In most of the US, a cafeteria is a restaurant in which the customer walks past various display cases and bain-maries or steam tables, gathering food on a reusable tray and paying a cashier.

These cafeterias are frequently found in public school dining halls. (When the room is dual-purpose, it may also be called a cafetorium.)

The same kind of arrangement is also found, albeit rarely, outside of schools. A few hundred Piccadilly Cafeterias in the American Southeast still offer cafeteria-style dining, according to piccadilly.com. When I was younger, going to "The Pick" at the mall on Friday night was a wonderful treat. Their macaroni and cheese, broccoli and okra were all so good! Yet here I am an adult, by many indicators, and I haven't been to the Piccadilly just a mile or two away from home. I guess it's family that makes the difference.


In Miami (and probably in Cuba, and possibly in other parts of Latin America), a cafetería (cah-feh-teh-REE-ah) is something else entirely. These are the jewels of Miami: small shops with a countertop accessible from the sidewalk where you can buy a jigger of cafe Cubano, the thick sweet Cuban coffee that makes crack look like chewing gum.
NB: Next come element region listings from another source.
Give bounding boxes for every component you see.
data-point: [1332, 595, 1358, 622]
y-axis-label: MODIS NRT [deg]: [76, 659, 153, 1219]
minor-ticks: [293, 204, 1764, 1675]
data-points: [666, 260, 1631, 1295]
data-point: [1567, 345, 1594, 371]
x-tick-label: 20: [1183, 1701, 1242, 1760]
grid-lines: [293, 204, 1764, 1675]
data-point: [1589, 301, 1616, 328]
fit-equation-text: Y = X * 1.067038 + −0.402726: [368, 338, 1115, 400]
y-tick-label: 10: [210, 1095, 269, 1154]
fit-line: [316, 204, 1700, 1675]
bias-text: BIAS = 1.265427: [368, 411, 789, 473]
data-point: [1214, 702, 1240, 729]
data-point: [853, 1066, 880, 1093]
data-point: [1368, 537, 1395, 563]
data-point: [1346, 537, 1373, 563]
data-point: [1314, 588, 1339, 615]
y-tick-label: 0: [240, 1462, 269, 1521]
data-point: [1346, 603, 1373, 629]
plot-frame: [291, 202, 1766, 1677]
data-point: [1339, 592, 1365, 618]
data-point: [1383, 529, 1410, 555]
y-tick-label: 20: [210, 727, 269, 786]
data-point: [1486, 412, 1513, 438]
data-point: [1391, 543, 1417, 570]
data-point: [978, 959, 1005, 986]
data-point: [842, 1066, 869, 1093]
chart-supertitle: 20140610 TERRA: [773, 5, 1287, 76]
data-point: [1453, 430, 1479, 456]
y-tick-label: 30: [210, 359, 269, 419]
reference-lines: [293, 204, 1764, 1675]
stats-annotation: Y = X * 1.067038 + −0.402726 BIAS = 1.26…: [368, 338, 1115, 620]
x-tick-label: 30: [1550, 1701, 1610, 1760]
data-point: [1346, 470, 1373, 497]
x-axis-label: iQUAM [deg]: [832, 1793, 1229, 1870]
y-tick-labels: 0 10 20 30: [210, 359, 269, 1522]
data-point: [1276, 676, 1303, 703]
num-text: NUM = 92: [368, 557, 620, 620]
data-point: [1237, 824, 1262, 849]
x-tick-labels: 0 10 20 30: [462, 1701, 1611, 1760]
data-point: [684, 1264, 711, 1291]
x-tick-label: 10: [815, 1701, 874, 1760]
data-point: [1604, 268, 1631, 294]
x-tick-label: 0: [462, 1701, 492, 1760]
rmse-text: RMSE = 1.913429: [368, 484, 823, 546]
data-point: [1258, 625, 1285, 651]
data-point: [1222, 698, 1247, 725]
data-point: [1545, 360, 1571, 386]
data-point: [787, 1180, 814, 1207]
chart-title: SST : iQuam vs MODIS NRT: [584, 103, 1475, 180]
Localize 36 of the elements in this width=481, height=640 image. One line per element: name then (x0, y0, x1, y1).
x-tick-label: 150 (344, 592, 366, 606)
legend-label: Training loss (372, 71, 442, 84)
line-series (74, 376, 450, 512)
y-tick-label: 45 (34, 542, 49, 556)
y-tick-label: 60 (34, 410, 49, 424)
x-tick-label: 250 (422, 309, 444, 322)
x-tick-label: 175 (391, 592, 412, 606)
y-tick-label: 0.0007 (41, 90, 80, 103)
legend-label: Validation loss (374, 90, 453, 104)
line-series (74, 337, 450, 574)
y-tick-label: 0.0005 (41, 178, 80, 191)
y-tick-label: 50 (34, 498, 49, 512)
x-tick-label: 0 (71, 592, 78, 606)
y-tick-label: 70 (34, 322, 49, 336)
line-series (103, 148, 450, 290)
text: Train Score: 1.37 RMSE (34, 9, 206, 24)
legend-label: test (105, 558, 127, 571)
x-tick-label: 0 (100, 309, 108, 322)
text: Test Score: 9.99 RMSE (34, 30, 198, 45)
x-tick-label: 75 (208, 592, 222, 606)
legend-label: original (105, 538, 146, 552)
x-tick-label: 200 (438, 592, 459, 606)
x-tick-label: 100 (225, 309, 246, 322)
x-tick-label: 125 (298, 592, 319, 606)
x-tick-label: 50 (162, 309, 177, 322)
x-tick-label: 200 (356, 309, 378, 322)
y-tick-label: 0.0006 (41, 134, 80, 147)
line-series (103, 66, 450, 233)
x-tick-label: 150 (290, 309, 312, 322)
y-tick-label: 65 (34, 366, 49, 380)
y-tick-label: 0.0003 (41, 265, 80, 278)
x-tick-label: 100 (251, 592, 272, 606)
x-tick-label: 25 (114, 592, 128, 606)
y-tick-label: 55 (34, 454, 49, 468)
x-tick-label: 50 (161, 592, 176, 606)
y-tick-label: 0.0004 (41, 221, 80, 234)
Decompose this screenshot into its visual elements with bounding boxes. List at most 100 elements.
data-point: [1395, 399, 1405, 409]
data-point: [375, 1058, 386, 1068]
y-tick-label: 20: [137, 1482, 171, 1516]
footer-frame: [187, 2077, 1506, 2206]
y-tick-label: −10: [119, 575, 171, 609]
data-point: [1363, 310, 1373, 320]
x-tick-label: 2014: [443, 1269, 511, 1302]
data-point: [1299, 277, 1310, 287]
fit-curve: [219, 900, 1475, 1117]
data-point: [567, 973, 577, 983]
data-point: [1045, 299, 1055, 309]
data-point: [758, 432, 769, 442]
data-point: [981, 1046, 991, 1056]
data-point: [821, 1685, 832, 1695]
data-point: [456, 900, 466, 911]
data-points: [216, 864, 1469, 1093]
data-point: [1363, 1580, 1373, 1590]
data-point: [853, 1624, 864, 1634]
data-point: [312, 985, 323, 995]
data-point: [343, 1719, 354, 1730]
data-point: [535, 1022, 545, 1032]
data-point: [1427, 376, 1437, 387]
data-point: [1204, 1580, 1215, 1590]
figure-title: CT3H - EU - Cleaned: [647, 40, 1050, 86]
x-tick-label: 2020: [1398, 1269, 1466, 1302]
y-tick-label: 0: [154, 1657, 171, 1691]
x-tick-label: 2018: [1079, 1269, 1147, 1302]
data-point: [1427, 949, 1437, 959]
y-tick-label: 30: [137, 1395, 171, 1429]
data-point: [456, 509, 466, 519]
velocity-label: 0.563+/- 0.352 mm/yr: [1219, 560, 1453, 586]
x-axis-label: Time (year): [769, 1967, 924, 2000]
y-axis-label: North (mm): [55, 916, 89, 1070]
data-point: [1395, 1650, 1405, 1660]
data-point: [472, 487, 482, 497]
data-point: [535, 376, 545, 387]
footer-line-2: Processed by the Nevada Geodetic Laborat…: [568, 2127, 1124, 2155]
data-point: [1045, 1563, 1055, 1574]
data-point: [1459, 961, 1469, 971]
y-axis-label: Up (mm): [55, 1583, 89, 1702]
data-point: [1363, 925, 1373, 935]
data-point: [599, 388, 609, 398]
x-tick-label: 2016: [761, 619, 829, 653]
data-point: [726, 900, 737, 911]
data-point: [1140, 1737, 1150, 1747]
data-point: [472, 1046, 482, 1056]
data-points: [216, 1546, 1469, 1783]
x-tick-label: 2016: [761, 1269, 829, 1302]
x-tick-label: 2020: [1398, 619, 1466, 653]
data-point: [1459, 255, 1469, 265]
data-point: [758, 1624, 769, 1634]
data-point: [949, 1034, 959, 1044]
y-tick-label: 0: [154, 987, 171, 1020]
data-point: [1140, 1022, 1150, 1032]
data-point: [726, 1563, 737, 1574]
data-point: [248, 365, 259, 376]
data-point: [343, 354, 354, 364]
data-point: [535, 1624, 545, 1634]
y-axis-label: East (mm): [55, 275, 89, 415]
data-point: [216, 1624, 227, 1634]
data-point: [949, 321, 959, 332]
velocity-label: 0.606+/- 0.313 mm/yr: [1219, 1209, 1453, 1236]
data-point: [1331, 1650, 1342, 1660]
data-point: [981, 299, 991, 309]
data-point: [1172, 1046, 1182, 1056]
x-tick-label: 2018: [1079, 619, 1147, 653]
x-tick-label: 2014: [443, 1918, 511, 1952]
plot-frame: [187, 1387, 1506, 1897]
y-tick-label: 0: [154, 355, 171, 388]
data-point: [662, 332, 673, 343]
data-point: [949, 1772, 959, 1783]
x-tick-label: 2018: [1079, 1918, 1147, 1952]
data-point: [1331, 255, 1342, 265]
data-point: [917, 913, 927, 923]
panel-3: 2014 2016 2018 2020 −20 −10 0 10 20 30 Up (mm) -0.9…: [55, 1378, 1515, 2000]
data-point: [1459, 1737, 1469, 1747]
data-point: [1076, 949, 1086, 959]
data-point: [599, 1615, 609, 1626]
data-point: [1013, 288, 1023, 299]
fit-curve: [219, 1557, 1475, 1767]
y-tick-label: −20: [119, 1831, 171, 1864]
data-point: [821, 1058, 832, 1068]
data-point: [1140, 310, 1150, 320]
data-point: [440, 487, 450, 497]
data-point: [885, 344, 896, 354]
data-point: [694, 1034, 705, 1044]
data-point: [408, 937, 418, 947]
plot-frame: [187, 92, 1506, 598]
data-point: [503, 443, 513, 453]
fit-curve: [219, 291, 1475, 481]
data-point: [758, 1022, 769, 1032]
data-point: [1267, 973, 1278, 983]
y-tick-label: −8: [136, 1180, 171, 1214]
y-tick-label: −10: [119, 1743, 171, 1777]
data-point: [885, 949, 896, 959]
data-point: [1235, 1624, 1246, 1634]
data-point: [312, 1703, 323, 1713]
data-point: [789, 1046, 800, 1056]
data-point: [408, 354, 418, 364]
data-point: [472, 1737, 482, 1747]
Accompany your cafecito (little coffee) with a guava pastry or a croquette or buttered toast, and you'll have enjoyed a tasty hot breakfast for a dollar or two. You can recognize a cafetería from a quarter-mile away not only by its architecture (a countertop protruding from inside a streetside shop, standing room only) but also by the bright orange Igloo of cold water, with its stack of conical cups, waiting to soften the blow of a Cuban coffee.